Donald Light and Rebecca Warburton’s research tell a much different story:

In sum, we estimate that the median, net, corporate cost to develop a new drug, based on the confidential cost data that companies reported to their policy research center at Tufts University, is $56 million in 2011, plus the unknown company costs of discovery and the artificial estimate of profits foregone, if you think it should be added. We also show that R&D costs for in-house new active ingredients are much higher, and costs for me-too variations are much lower than this single figure.

Our estimate is almost double the only solid corporate report of R&D costs, which can be found in audited tax returns from the late 1990s. Here companies reported average costs for clinical trials per drug of only $22.4 million. Not $224 million but $22.4 million.

If you’re a drug company, you have a pretty good thing going on here in the United States. Look at all the work you don’t have to pay for. Data, research, and clinical trials from tax payer funded agencies like the National Institutes of Health and the Department of Defense (the military spends nearly $700 million a year on biomedical research). You also have access to government and privately funded university research as well as philanthropic foundations.

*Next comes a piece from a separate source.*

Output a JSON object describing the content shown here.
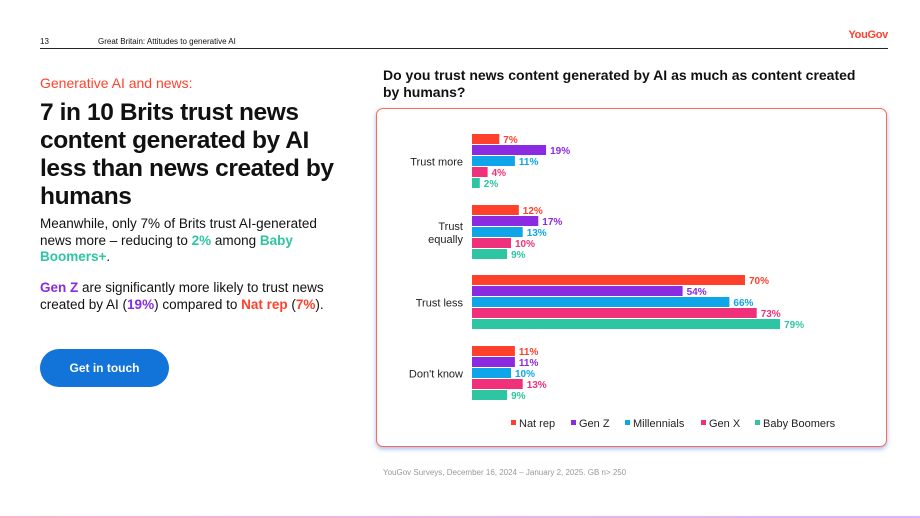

According to Forbes Pfizer raked in more than $10 billion in profits in 2012; Johnson & Johnson $9.6 billion; Merck $6.3 billion; Abbott Labs $4.7 billion; and Eli Lilly $4.3 billion. And that is just the top 5.

Forgive me if I don’t shed a tear for drug companies. Governments are trying to help save their citizens lives, if that means Pizer and Merck make a little less profit, so be it. At the least they should be happy they aren’t being forced to pay back the federal government for all the money tax payers have put out for their businesses.